Italian embassy “working normally” after presumed attack [Archives:2008/1153/Local News]

May 8 2008

By: Sarah Wolff

SANA’A, May 7 ) The Italian embassy and Italian visitors to Yemen said they will go on with business as normal after Al-Qaeda took credit for an attempted mortar attack near the Italian embassy on April 30, while Yemen’s tourism sector continues to struggle in the wake of similar incidents.

On an Al-Qaeda affiliated website, a group calling themselves the Yemeni Soldiers Brigade announced that they had launched a mortar attack targeting the Italian embassy three days after the incident. However, the two mortars hit the pavement outside of a governmental customs building near the embassy and did not cause any injuries or fatalities.

“[The objective] was to make the infidels leave the Arabian Peninsula and to avenge all Muslim victims for the worldwide crusader campaign,” said the statement, which has been reprinted throughout the international media.

The Italian Ambassador to Yemen, Mario Boffo, said that all the employees of the embassy are still working and there are no new releases or official statements advising embassy staff to return home or to warn Italians about traveling in the country. “We are working normally,” said Boffo. “We advise our citizens to be prudent and adapt a low profile.”
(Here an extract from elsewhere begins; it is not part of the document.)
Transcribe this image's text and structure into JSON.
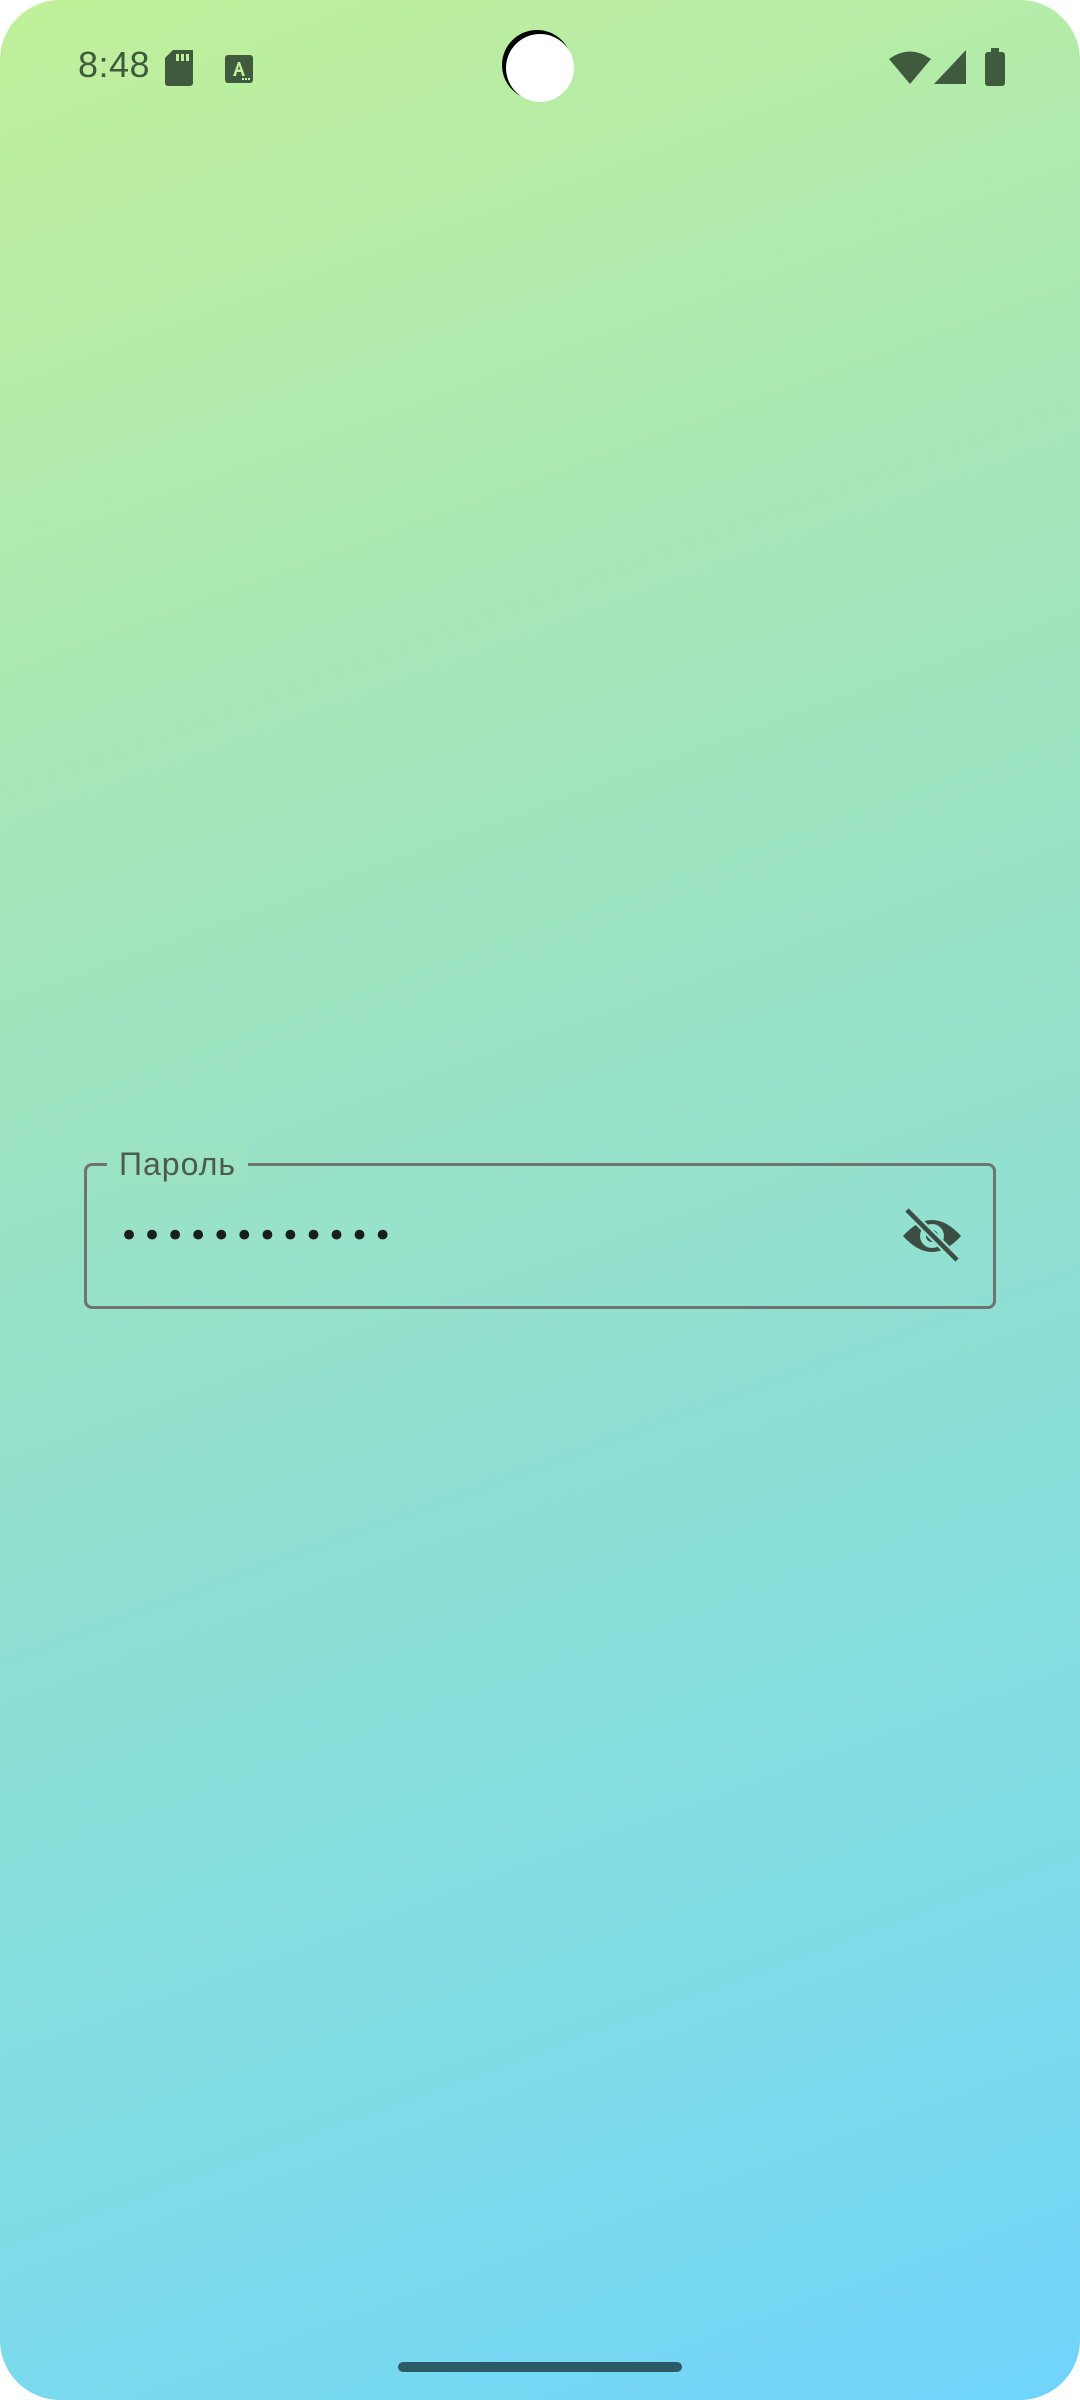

However, Boffo noted that they have had a stronger travel warning on the embassy’s website,, since the attempted attacks on the U.S. embassy and the foreign residential compound. Boffo added that he hoped there would not be any more attacks, but it was difficult to tell what the future will hold for Italians in Yemen. Boffo has been Italy’s ambassador to Yemen and Djibouti since 2005.

Tourism affected by terrorist attacks

Deputy Director of the Tourism Promotion Council (TPC) Alwan Al-Shibani told the state-run Saba News Agency on May 3 that he believed the attacks during the last year have hurt tourism to Yemen and influenced tour groups to travel to neighboring countries instead. “For example, a few days ago, four Italian tourist groups were planning to visit a number of Yemeni archaeological sites but they went to Oman at the last moment due warnings of [from] their country. The travel warnings created restrictions on insurance ratio which affected the development of tourism in our country,” Al-Shibani told Saba News Agency.

However, a representative from the Arabia Felix tourist hotel in old Sana’a said that their hotel had not been affected by the attacks or increasing worries about security inside the country. “We have not had a problem,” he said.

Yemen’s tourism industry, which was recovering after the attacks both last year and in early 2008 that killed Spanish and Belgian visitors to the country, has now slid into decline once again. Al-Shaibani added in his statements that that the Tourism Promotion Council has been trying to change Yemen’s image in the international media by holding exhibitions and participating in international tourism promotional events abroad.

However, Al-Shaibani said that the outreach effort isn’t enough, and called on the government to prepare a national tourism strategy. He also suggested that the government take charge of the high-traffic archeological sites in the country instead of leaving their upkeep and security to local tribes.

Tourism accounts for approximately two percent of the Gross Domestic Product (GDP), with the main revenue coming from dwindling oil supplies.